En la célebre cena que la intelectualidad española dedicó en noviembre de 1944 a Manolete en el restaurante Lardhy, de Madrid, a la hora de los discursos uno de los oradores vino a decirle al torero cordobés: “Te invitamos a ser nosotros y reconocemos el arte de torear con la misma categoría estética que otras Bellas Artes”. Pero si atinadas fueron tales palabras, no pueden separarse de la respuesta que el homenajeado le dio: "Yo soy vosotros, pero en mi creación hay algo más: la muerte verdadera, por lo tanto me diferencio en un matiz que me hace distinto"
Será difícil argumentar más sólida y fundadamente la naturaleza artística del toreo, pero sobre todo su elemento diferencial con respecto a otras disciplinas artísticas.

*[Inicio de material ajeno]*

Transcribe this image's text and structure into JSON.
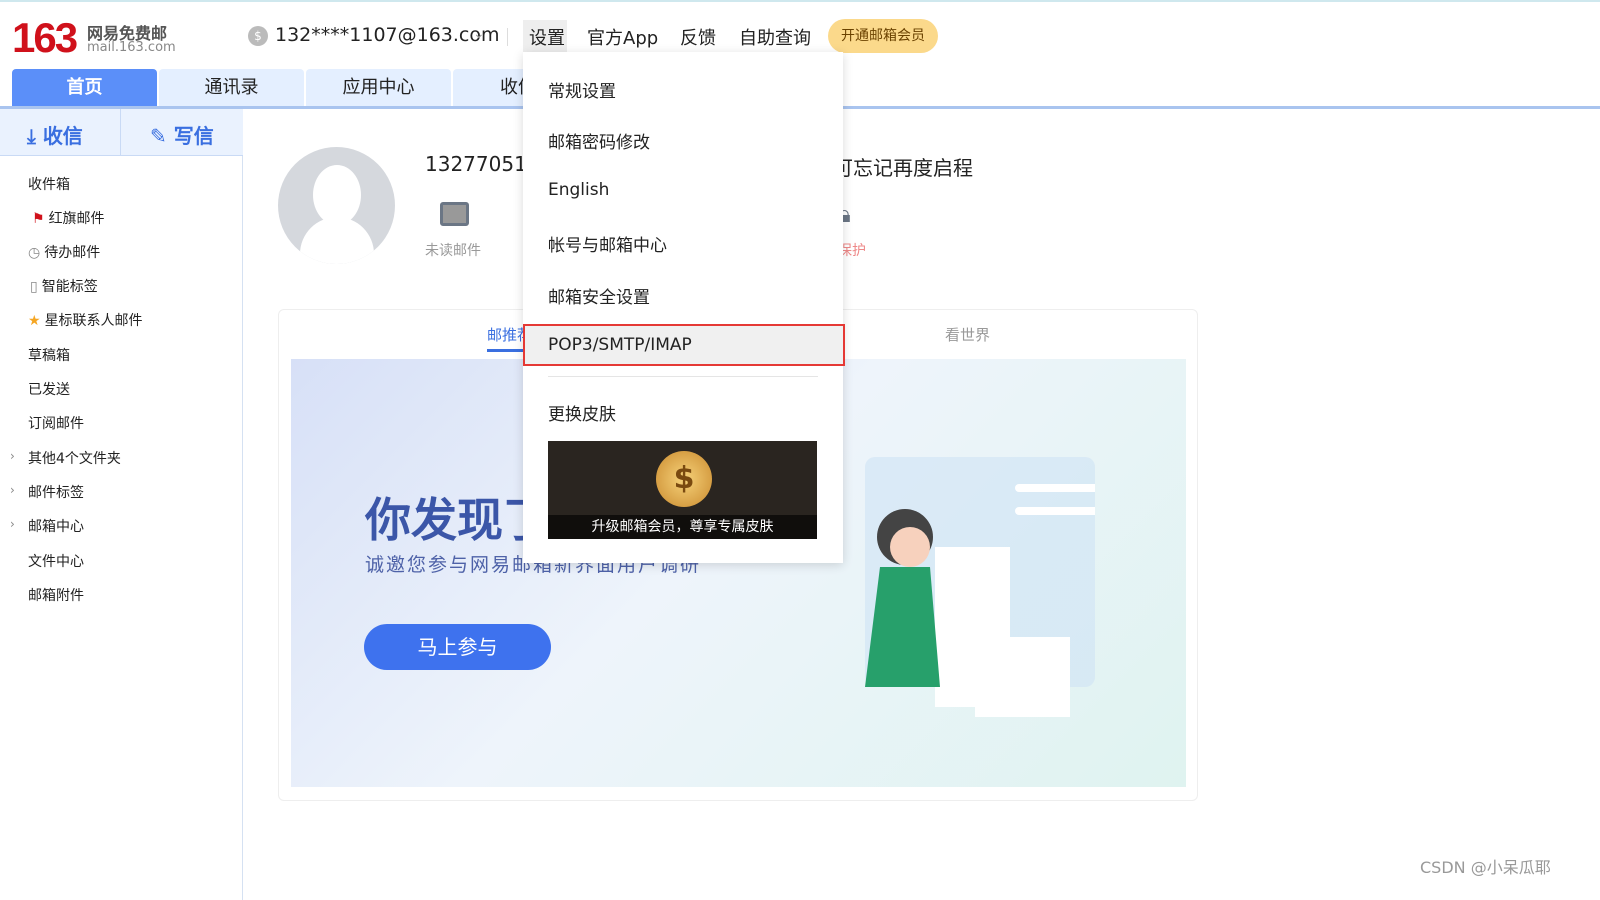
{
  "logo": {
    "number": "163",
    "cn": "网易免费邮",
    "domain": "mail.163.com"
  },
  "header": {
    "account": "132****1107@163.com",
    "nav": [
      "设置",
      "官方App",
      "反馈",
      "自助查询"
    ],
    "vip": "开通邮箱会员"
  },
  "tabs": [
    "首页",
    "通讯录",
    "应用中心",
    "收件箱"
  ],
  "actions": {
    "receive": "收信",
    "compose": "写信"
  },
  "folders": [
    {
      "label": "收件箱",
      "icon": ""
    },
    {
      "label": "红旗邮件",
      "icon": "flag-icon"
    },
    {
      "label": "待办邮件",
      "icon": "clock-icon"
    },
    {
      "label": "智能标签",
      "icon": "bookmark-icon"
    },
    {
      "label": "星标联系人邮件",
      "icon": "star-icon"
    },
    {
      "label": "草稿箱",
      "icon": ""
    },
    {
      "label": "已发送",
      "icon": ""
    },
    {
      "label": "订阅邮件",
      "icon": ""
    },
    {
      "label": "其他4个文件夹",
      "icon": "chevron-right-icon"
    },
    {
      "label": "邮件标签",
      "icon": "chevron-right-icon"
    },
    {
      "label": "邮箱中心",
      "icon": "chevron-right-icon"
    },
    {
      "label": "文件中心",
      "icon": ""
    },
    {
      "label": "邮箱附件",
      "icon": ""
    }
  ],
  "profile": {
    "name": "132770511",
    "slogan": "可忘记再度启程",
    "unread": "未读邮件",
    "protect": "保护"
  },
  "card": {
    "tabs": [
      "邮推荐",
      "看世界"
    ],
    "banner_title": "你发现了",
    "banner_sub": "诚邀您参与网易邮箱新界面用户调研",
    "banner_btn": "马上参与"
  },
  "dropdown": {
    "items": [
      "常规设置",
      "邮箱密码修改",
      "English",
      "帐号与邮箱中心",
      "邮箱安全设置",
      "POP3/SMTP/IMAP",
      "更换皮肤"
    ],
    "skin_caption": "升级邮箱会员，尊享专属皮肤",
    "highlight_color": "#e53935"
  },
  "watermark": "CSDN @小呆瓜耶"
}
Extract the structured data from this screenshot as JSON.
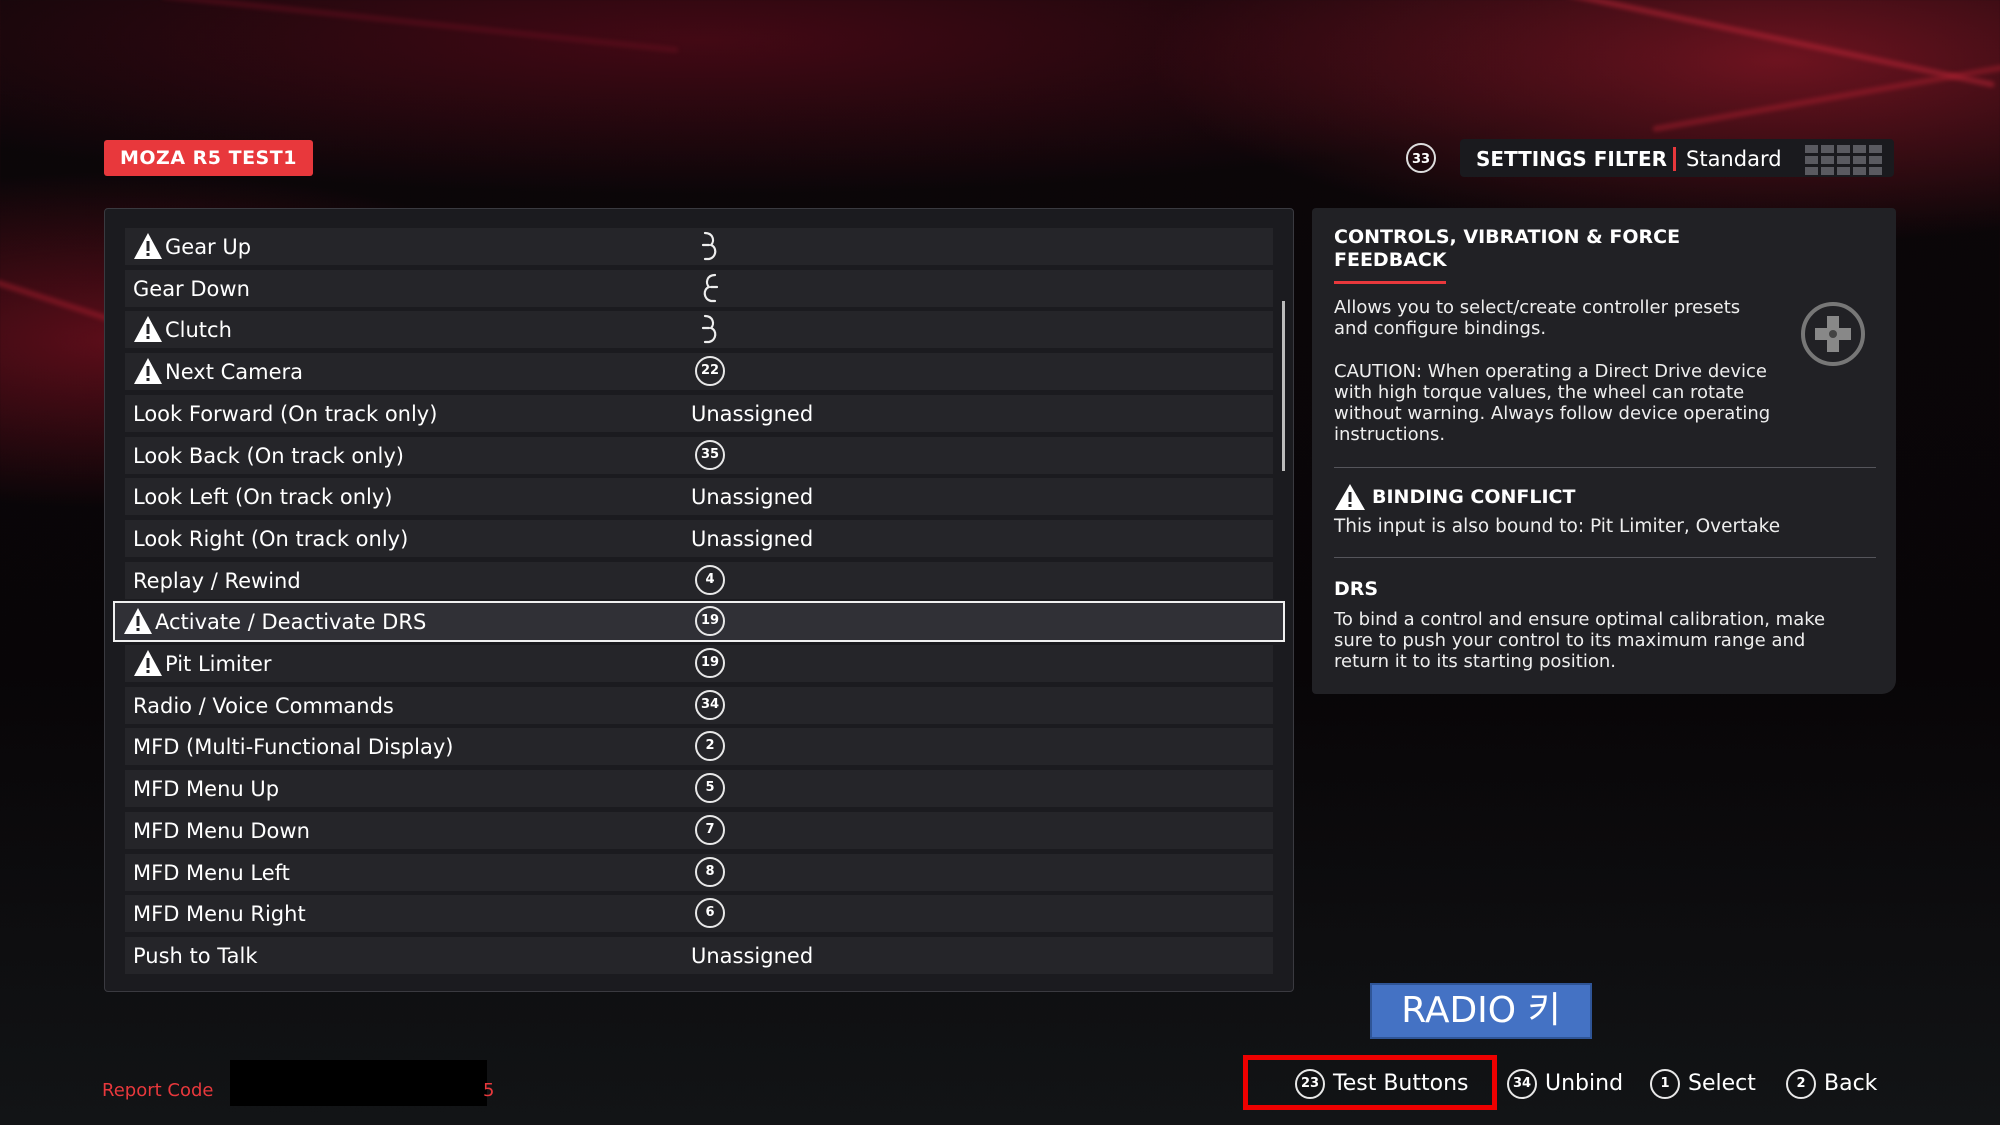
{
  "header": {
    "profile_name": "MOZA R5 TEST1",
    "filter_button": "33",
    "filter_label": "SETTINGS FILTER",
    "filter_value": "Standard"
  },
  "bindings": [
    {
      "label": "Gear Up",
      "warning": true,
      "binding_type": "paddle-right",
      "binding": ""
    },
    {
      "label": "Gear Down",
      "warning": false,
      "binding_type": "paddle-left",
      "binding": ""
    },
    {
      "label": "Clutch",
      "warning": true,
      "binding_type": "paddle-right",
      "binding": ""
    },
    {
      "label": "Next Camera",
      "warning": true,
      "binding_type": "button",
      "binding": "22"
    },
    {
      "label": "Look Forward (On track only)",
      "warning": false,
      "binding_type": "text",
      "binding": "Unassigned"
    },
    {
      "label": "Look Back (On track only)",
      "warning": false,
      "binding_type": "button",
      "binding": "35"
    },
    {
      "label": "Look Left (On track only)",
      "warning": false,
      "binding_type": "text",
      "binding": "Unassigned"
    },
    {
      "label": "Look Right (On track only)",
      "warning": false,
      "binding_type": "text",
      "binding": "Unassigned"
    },
    {
      "label": "Replay / Rewind",
      "warning": false,
      "binding_type": "button",
      "binding": "4"
    },
    {
      "label": "Activate / Deactivate DRS",
      "warning": true,
      "binding_type": "button",
      "binding": "19",
      "selected": true
    },
    {
      "label": "Pit Limiter",
      "warning": true,
      "binding_type": "button",
      "binding": "19"
    },
    {
      "label": "Radio / Voice Commands",
      "warning": false,
      "binding_type": "button",
      "binding": "34"
    },
    {
      "label": "MFD (Multi-Functional Display)",
      "warning": false,
      "binding_type": "button",
      "binding": "2"
    },
    {
      "label": "MFD Menu Up",
      "warning": false,
      "binding_type": "button",
      "binding": "5"
    },
    {
      "label": "MFD Menu Down",
      "warning": false,
      "binding_type": "button",
      "binding": "7"
    },
    {
      "label": "MFD Menu Left",
      "warning": false,
      "binding_type": "button",
      "binding": "8"
    },
    {
      "label": "MFD Menu Right",
      "warning": false,
      "binding_type": "button",
      "binding": "6"
    },
    {
      "label": "Push to Talk",
      "warning": false,
      "binding_type": "text",
      "binding": "Unassigned"
    }
  ],
  "info": {
    "title": "CONTROLS, VIBRATION & FORCE FEEDBACK",
    "desc1": "Allows you to select/create controller presets and configure bindings.",
    "desc2": "CAUTION: When operating a Direct Drive device with high torque values, the wheel can rotate without warning. Always follow device operating instructions.",
    "conflict_title": "BINDING CONFLICT",
    "conflict_text": "This input is also bound to: Pit Limiter, Overtake",
    "drs_title": "DRS",
    "drs_text": "To bind a control and ensure optimal calibration, make sure to push your control to its maximum range and return it to its starting position."
  },
  "footer": {
    "report_label": "Report Code",
    "report_tail": "5",
    "overlay_label": "RADIO 키",
    "hints": [
      {
        "button": "23",
        "label": "Test Buttons"
      },
      {
        "button": "34",
        "label": "Unbind"
      },
      {
        "button": "1",
        "label": "Select"
      },
      {
        "button": "2",
        "label": "Back"
      }
    ]
  },
  "colors": {
    "accent": "#e8383c",
    "overlay_blue": "#4472c4",
    "highlight_box": "#ee0000"
  }
}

En tan escueto intercambio de palabras encontramos lo que en el fondo es la esencia misma del Arte del Toreo, e incluso de la propia Tauromaquia.
Si por el bien de cuanto es y representa la Tauromaquia el torero nunca debiera bajarse de ese pedestal propio de un mito que raya con lo heroico, la concepción del toreo tal como se expresó en aquella noche de Lhardy va mucho más allá del discurso entre la vida y la muerte, tan aplicado en la historia a todas las situaciones que en sí misma son límites. Más bien está situándonos ante la realidad propia y singular que quien mira con limpieza hacia el toreo percibe cualquier tarde de toros.
Algunos entienden que ese incluir al torero entre la mitología de los héroes no deja de ser, sobre todo hoy en día, una forma más o menos romántica de expresarse, casi un recurso meramente literario. Incluso entre quienes en nuestros días se visten de luces podríamos poner ejemplos de esta forma de comprender el papel del torero. Y no es cierto.
El torero es lo que es porque es distinto a todos los demás artistas, y lo es porque ese matiz que añadía Manolete es real, completamente real, cada tarde que sale a un ruedo, aunque en las más de las veces no tiene por qué concluir en tragedia. La tragedia no resulta necesaria que se materialice para justificar este elemento cualitativo que diferencia al toreo. Basta con que sea posible. Y en un ruedo tal posibilidad se encuentra agazapada, a las pruebas me remito, en un momento insospechado, en una suerte inesperada, hasta en un elemento marginal. Está ahí, en un compás de espera; pero está ahí de manera real, se dé o no se dé luego en la práctica.
¿Qué luego en la práctica esta realidad puede ser edulcorada, hasta convertirla en una proposición un tanto light? Es posible. Más: ocurre en nuestros días, como pasó en otras épocas. Pero eso en nada disminuye la realidad verdadera del toreo. Y no lo disminuye por razones de todo orden. ¿Acaso Joselito, Manolete o Paquirri no murieron en plazas de un segundo orden?, ¿acaso la mortal cornada de El Yiyo no ocurrió en la postrera acometida de un toro ya herido de muerte?, ¿acaso a don Antonio Bienvenida no nos lo quitó una becerra? Los ejemplos de circunstancias tan diversas como las que constan en la historia lo que vienen a acreditarnos que el riesgo está ahí, siempre presente.
Quienes no alcanzan a comprender cuanto de verdad encierra esta realidad del toreo, quienes no puedan valorar su enorme grandeza, jamás entenderán la verdadera naturaleza de este Arte, e incluso no tendrán posibilidad de aproximarse a su propia concepción como un Arte grande y diferente a todos los demás.
Por más polémicas que se puedan argüir en torno a los toros, lo único seguro es que el riesgo existe. Esta es una de las verdades permanentes de la Fiesta. Como es un hecho cierto que ese riesgo se corre por algo tan sublime como la creación de un arte. Es lo que explica, aunque no hubieran existido Talavera, Linares, Pozoblanco o Colmenar, que la verdad eterna del toreo permanece inalterable.
Por eso la figura del torero linda con la mitología de los héroes. Y así debería seguir siendo, aunque en ocasiones sean los propios protagonistas los que desmitifican su oficio. En el fondo, porque en el platillo de un ruedo se concentra, a pesar de todos los pesares, demasiada verdad. Y ocurre así porque allí se conjuntan dos elementos definitivos, como son la creación de un Arte y el riesgo cierto al que se expone quien lo crea. Ahí radica toda la razón de ser de la magnitud verdadera del toreo.